The features I feel separated these products are ease of management and heterogeneous support. SANPoint Control requires a separate Sybase database to house alarms coming from the alarm service. I didn't find this to be an overtaxing administrative effort; however, it's another point of possible failure or corruption and needs to be protected. As far as heterogeneous support, both products have their respective hurdles to jump in order to gain API access into competing vendor's products. However, I found MVS support in EMC's ECC to be an advantageous point for applications being serviced by mainframes.
Where Veritas' SANPoint Control surpasses ECC is that it can discover and launch Veritas and non-Veritas software products from a single console, streamlining management. This advantage could be significant, considering the number of Volume Manager, NetBackup and Cluster Server installations there are to date and the time you are spending administering these products.
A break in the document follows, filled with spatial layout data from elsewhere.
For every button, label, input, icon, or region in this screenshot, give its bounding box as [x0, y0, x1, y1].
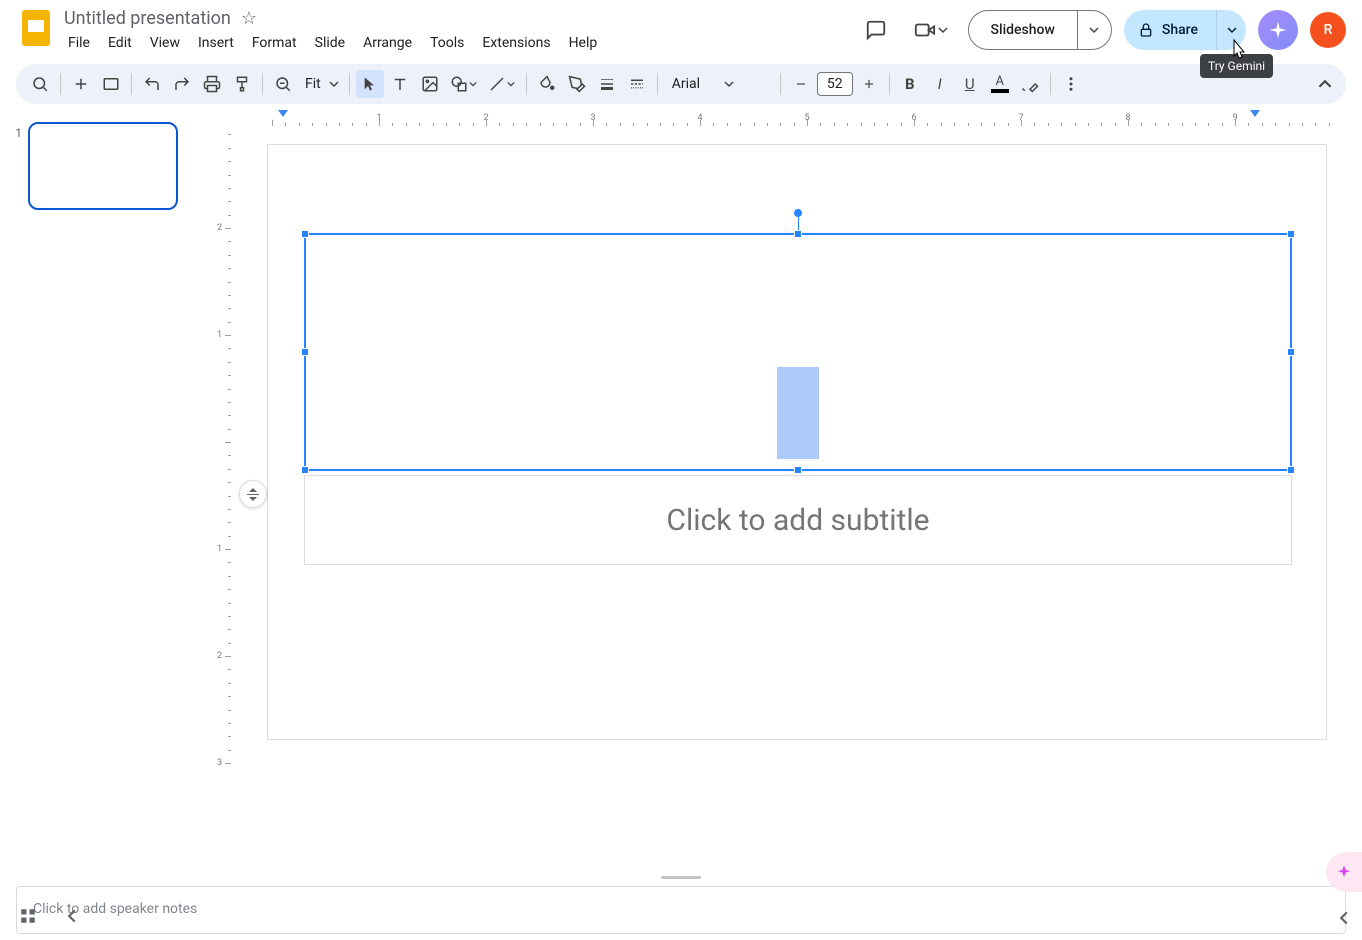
vertical-ruler[interactable]: 21123: [208, 126, 232, 874]
share-dropdown[interactable]: [1216, 10, 1246, 50]
menu-bar: File Edit View Insert Format Slide Arran…: [60, 29, 605, 55]
rotation-handle[interactable]: [794, 209, 802, 217]
highlight-color-icon[interactable]: [1016, 70, 1044, 98]
menu-slide[interactable]: Slide: [307, 31, 353, 55]
bold-icon[interactable]: B: [896, 70, 924, 98]
horizontal-ruler[interactable]: 123456789: [232, 110, 1362, 126]
lock-icon: [1138, 22, 1154, 38]
title-text-box[interactable]: [304, 233, 1292, 471]
menu-extensions[interactable]: Extensions: [474, 31, 558, 55]
indent-marker-left[interactable]: [278, 110, 288, 117]
account-avatar[interactable]: R: [1310, 12, 1346, 48]
insert-image-icon[interactable]: [416, 70, 444, 98]
insert-line-icon[interactable]: [484, 70, 520, 98]
menu-arrange[interactable]: Arrange: [355, 31, 420, 55]
notes-resize-handle[interactable]: [0, 874, 1362, 886]
font-size-increase[interactable]: [855, 70, 883, 98]
fit-vertical-icon[interactable]: [239, 480, 267, 508]
zoom-select[interactable]: Fit: [299, 76, 343, 92]
slideshow-button[interactable]: Slideshow: [968, 10, 1078, 50]
gemini-tooltip: Try Gemini: [1200, 54, 1273, 78]
text-box-icon[interactable]: [386, 70, 414, 98]
menu-view[interactable]: View: [142, 31, 188, 55]
star-icon[interactable]: ☆: [241, 8, 257, 29]
document-title[interactable]: Untitled presentation: [64, 8, 231, 29]
resize-handle-tl[interactable]: [301, 230, 309, 238]
slide-canvas[interactable]: Click to add subtitle: [267, 144, 1327, 740]
search-menus-icon[interactable]: [26, 70, 54, 98]
select-tool-icon[interactable]: [356, 70, 384, 98]
collapse-toolbar-icon[interactable]: [1318, 77, 1332, 91]
grid-view-icon[interactable]: [12, 900, 44, 932]
paint-format-icon[interactable]: [228, 70, 256, 98]
text-color-icon[interactable]: A: [986, 70, 1014, 98]
gemini-button[interactable]: [1258, 10, 1298, 50]
menu-insert[interactable]: Insert: [190, 31, 242, 55]
slide-thumbnail[interactable]: [28, 122, 178, 210]
redo-icon[interactable]: [168, 70, 196, 98]
app-logo[interactable]: [16, 8, 56, 48]
resize-handle-br[interactable]: [1287, 466, 1295, 474]
layout-menu-icon[interactable]: [97, 70, 125, 98]
filmstrip: 1: [0, 110, 208, 874]
indent-marker-right[interactable]: [1250, 110, 1260, 117]
text-selection-highlight: [777, 367, 819, 459]
underline-icon[interactable]: U: [956, 70, 984, 98]
menu-help[interactable]: Help: [561, 31, 606, 55]
meet-icon[interactable]: [908, 10, 956, 50]
font-size-input[interactable]: 52: [817, 72, 853, 96]
bottom-bar: [0, 892, 1362, 940]
slide-index: 1: [8, 122, 22, 140]
font-family-select[interactable]: Arial: [664, 76, 774, 92]
canvas-viewport[interactable]: Click to add subtitle: [232, 126, 1362, 874]
menu-edit[interactable]: Edit: [100, 31, 140, 55]
slideshow-dropdown[interactable]: [1078, 10, 1112, 50]
more-options-icon[interactable]: [1057, 70, 1085, 98]
border-dash-icon[interactable]: [623, 70, 651, 98]
fill-color-icon[interactable]: [533, 70, 561, 98]
comments-icon[interactable]: [856, 10, 896, 50]
subtitle-text-box[interactable]: Click to add subtitle: [304, 475, 1292, 565]
sparkle-icon: [1268, 20, 1288, 40]
italic-icon[interactable]: I: [926, 70, 954, 98]
print-icon[interactable]: [198, 70, 226, 98]
zoom-out-icon[interactable]: [269, 70, 297, 98]
resize-handle-ml[interactable]: [301, 348, 309, 356]
resize-handle-mr[interactable]: [1287, 348, 1295, 356]
editor-area: 123456789 21123: [208, 110, 1362, 874]
undo-icon[interactable]: [138, 70, 166, 98]
insert-shape-icon[interactable]: [446, 70, 482, 98]
resize-handle-tr[interactable]: [1287, 230, 1295, 238]
collapse-filmstrip-icon[interactable]: [56, 900, 88, 932]
new-slide-icon[interactable]: [67, 70, 95, 98]
menu-tools[interactable]: Tools: [422, 31, 472, 55]
resize-handle-tm[interactable]: [794, 230, 802, 238]
app-header: Untitled presentation ☆ File Edit View I…: [0, 0, 1362, 64]
border-weight-icon[interactable]: [593, 70, 621, 98]
menu-file[interactable]: File: [60, 31, 98, 55]
toolbar: Fit Arial 52 B I U A: [16, 64, 1346, 104]
resize-handle-bl[interactable]: [301, 466, 309, 474]
border-color-icon[interactable]: [563, 70, 591, 98]
explore-tab-icon[interactable]: [1326, 852, 1362, 892]
font-size-decrease[interactable]: [787, 70, 815, 98]
resize-handle-bm[interactable]: [794, 466, 802, 474]
menu-format[interactable]: Format: [244, 31, 305, 55]
share-button[interactable]: Share: [1124, 10, 1216, 50]
side-panel-toggle-icon[interactable]: [1330, 904, 1358, 932]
So which one should you buy? Both. The more dependent you are on EMC hardware, the more value you will get out of Enterprise Control Center. If you have EMC arrays and Veritas storage management software sprinkled throughout your enterprise, you have to ask yourself the question: "Is it more costly to manage the EMC or perhaps HP StorageWorks arrays and SAN switches or manage Veritas' Volume Manager, NetBackup and Cluster Server?"
If you don't have any EMC arrays, but have an abundance of Veritas software supporting your storage infrastructure, you may pick SANPoint Control. Whichever you choose, make sure you choose the solution that reduces your greatest financial management burden you're contending with now or will be in the near future.
Are we there yet? No, not yet, but with these product offerings, we're considerably closer to seeing a useful solution that really reduces the management efforts of the organization, thereby making corporations leaner, more flexible and able to sustain growth.